Five days ago Manteca was basking in 90 degree heat with an overnight low of 55 degrees
Come Thursday on Halloween Manteca could be setting a new record low for Oct. 31.
The National Weather Service is calling for the temperature to dip to 30 degrees.
That means it will be roughly 10 degrees cooler for trick or treaters after the sun goes down on Thursday than it was last Halloween.
The forecast comes right after winds are expected to sweep through Northern California today and Wednesday at speeds of 5 to 35 mph with gusts ranging from 35 to 60 mph. Winds in the Northern San Joaquin Valley, by comparison, will be northerly 20 to 30 mph with gusts possible up to 55 mph. That, combined with extremely low daytime humidity, prompted PG&E this morning to turn-off power to 605,000 customers in 29 counties in Northern California. Manteca and the rest of San Joaquin County are not expected to be impacted by the latest deliberate power shut-off by PG&E. It means over 1.5 million Californians will likely be without electricity over the next couple of days.
Today will start a six-day string of low temperatures below 40 degrees. The last time this year the temperature dropped that low was in mid-January. Today’s low was expected to drop to 33 degrees while the high is predicted to reach 72 degrees. The high Monday in Manteca based on the Civic Center weather station was 75 degrees with the low 40 degrees.
If the low does drop to 30 degrees on Thursday it will break the record of 33 degrees set in 1956.
At least it won’t be as low as in Denver where the forecast calls for a low of 0 degrees on Halloween. That is attributed to the same powerful Artic air mass pouring into the Rockies and Plains states that sent temperatures in parts of Utah to minus 34 degrees on Monday.

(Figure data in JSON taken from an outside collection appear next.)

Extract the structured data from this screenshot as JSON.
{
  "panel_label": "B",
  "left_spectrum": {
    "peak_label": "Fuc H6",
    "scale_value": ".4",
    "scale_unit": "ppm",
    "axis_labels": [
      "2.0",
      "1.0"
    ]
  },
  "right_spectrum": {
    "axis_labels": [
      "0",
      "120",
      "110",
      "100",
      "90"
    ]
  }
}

Based on the forecast for Manteca and the rest of the Northern San Joaquin Valley, Thursday will be the first day in at least five in a row anticipated to be “good” by the National Weather Service in terms of conditions not favoring wildfires. The San Joaquin Valley Air Pollution Control District anticipates the impacts of the Kincaid Fire burning in the Napa Valley will improve significantly based on wind patterns.